Most people, after thinking the matter through, decide they want a gradual death rather than a sudden one. Better, they think, to sign off as the result of a long illness than to abruptly cash in their chips while speeding through a red light or sunbathing in the path of a hurricane. This reflects two widely held beliefs: that a long life beats a short one, and that even intense pain is preferable to no sensation at all. People would rather lie around for years in a soiled hospital gown talking to their spouse’s family and receiving hourly injections than have the Reaper sneak up on them and surprise their pants off.

The fact is that most of us want all the life we can get, up to a point. Where that point occurs varies from person to person. For some, no longer being able to play five sets of tennis or climb K2 without oxygen support may bring on a death wish, unlikely as that may sound to the more sedentary among us. For others, life continues to hold meaning even when they must be tied down to a chair to keep them from boarding a bus wearing only pajama tops and they can’t remember to eat unless someone shouts “food!” in their ear and hands them a fork.

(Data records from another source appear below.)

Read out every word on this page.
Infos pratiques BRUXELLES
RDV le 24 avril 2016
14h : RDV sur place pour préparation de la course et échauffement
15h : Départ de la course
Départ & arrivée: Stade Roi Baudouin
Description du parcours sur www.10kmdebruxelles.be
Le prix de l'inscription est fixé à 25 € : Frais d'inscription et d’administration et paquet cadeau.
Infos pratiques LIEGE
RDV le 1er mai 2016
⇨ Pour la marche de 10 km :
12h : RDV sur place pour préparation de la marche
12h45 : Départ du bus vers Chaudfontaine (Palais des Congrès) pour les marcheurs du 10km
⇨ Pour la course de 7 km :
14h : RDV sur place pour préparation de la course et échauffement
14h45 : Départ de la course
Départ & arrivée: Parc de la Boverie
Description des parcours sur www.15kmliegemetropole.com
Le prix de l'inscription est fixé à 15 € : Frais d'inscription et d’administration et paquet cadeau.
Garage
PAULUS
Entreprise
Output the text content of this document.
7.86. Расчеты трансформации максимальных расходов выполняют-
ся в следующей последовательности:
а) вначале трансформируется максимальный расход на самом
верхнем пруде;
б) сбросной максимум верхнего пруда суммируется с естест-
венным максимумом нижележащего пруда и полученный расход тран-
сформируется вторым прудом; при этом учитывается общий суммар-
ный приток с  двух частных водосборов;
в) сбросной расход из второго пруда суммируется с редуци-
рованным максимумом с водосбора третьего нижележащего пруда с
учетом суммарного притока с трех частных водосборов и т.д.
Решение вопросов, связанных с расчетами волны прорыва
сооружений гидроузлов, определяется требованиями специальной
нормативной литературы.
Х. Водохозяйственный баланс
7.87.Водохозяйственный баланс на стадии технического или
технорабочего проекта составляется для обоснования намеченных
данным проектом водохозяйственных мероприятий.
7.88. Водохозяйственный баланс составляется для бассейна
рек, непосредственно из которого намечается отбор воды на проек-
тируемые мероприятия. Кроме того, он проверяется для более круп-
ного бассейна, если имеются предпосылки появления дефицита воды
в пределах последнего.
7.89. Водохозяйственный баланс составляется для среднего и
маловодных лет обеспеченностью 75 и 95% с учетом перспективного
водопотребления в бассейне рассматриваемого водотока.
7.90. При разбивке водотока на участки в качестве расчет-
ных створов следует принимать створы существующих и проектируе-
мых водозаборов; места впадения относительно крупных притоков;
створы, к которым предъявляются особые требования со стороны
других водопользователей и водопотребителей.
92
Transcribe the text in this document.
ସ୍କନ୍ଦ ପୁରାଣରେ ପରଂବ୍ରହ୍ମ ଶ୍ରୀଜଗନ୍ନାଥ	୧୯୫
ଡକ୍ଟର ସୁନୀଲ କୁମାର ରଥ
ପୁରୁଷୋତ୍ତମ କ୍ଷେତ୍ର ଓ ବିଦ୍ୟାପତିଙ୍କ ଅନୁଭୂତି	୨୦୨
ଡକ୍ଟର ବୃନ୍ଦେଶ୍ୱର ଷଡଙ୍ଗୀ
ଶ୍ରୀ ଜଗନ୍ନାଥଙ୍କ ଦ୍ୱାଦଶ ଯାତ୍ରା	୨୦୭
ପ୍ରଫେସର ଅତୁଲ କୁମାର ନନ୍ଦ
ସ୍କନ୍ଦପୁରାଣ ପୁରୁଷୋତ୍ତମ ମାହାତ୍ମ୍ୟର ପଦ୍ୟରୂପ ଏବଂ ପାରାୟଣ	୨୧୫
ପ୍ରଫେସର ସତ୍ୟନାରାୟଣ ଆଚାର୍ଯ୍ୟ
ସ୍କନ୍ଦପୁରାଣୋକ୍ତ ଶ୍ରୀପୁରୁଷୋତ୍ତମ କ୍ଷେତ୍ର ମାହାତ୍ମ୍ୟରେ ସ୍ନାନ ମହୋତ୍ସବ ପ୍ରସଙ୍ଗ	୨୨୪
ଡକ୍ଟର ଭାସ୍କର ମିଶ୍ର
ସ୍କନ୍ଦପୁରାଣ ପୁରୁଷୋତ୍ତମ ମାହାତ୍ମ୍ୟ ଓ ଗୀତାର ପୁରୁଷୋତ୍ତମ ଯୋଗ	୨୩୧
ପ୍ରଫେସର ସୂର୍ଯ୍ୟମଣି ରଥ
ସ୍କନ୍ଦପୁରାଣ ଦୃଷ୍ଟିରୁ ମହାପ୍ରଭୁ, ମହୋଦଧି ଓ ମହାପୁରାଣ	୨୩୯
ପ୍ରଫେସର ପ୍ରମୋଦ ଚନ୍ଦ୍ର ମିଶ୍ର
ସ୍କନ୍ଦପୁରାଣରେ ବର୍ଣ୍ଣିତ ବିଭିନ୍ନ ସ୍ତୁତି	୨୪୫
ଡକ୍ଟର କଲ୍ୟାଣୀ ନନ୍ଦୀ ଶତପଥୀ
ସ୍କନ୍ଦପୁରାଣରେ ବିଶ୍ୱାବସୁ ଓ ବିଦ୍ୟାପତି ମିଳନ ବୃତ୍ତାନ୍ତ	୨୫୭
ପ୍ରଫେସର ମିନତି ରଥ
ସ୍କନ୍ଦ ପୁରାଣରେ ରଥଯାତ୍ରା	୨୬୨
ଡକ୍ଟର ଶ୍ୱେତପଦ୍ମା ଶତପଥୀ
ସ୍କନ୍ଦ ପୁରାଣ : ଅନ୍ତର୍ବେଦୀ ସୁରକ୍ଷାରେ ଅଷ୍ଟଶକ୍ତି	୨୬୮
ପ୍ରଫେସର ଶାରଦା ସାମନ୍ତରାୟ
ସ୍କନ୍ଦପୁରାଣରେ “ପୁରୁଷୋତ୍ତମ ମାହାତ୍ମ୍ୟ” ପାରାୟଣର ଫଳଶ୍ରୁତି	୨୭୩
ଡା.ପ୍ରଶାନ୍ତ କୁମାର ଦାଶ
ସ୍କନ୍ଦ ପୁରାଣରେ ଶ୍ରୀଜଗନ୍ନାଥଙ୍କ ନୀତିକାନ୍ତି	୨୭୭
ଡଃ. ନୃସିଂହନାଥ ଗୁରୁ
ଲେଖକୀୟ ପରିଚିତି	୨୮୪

What’s key here is setting a “decent interval” for your life. None of us wants to hang onto a meaningless, unfulfilling life. To do so is deemed “indecent” by society, whoever they are. But what makes for a decent interval will naturally vary among individuals. If you invented Facebook and became a billionaire in your mid-twenties, you are unlikely to think that 25 years was a decent enough interval in which to be you, but it’s time to push off and not be you beginning year 26. We can probably all agree that a decent interval has ended when your shrunken spine curves like a question mark and you walk around helplessly staring at your feet. The cost of medical treatment is also a clue. When it turns out you need the equivalent of the Kennedy Space Center to monitor your breathing and your insurance premiums rise to 25 percent of GDP, it may be indecent to draw another breath. That your insurer refuses to cover your third donated heart is another sign that the miracle of life has lasted long enough.

When you have determined that your decent interval is over, naturally you are faced with the problem of dying. Few of us are so fortunate as to be carried off at the last decent second, and so you may need to facilitate the process. Since Dr. Kevorkian is no longer listed in the Yellow Pages, here’s a tip: have a glass or two of soothing wine. My preference would be Merlot, but I’m a red fancier. Any wine will do. Then take your medications, all of them, equal to a six months’ dose. Wait 15 minutes, then crawl into a warm tub and shave with a straight razor.

Alternatively, if you want to go out on a high note, plug in a Marshall amplifier and play “Purple Haze” on an electric guitar while soaking.

If you’re still alive after that, you really are indecent.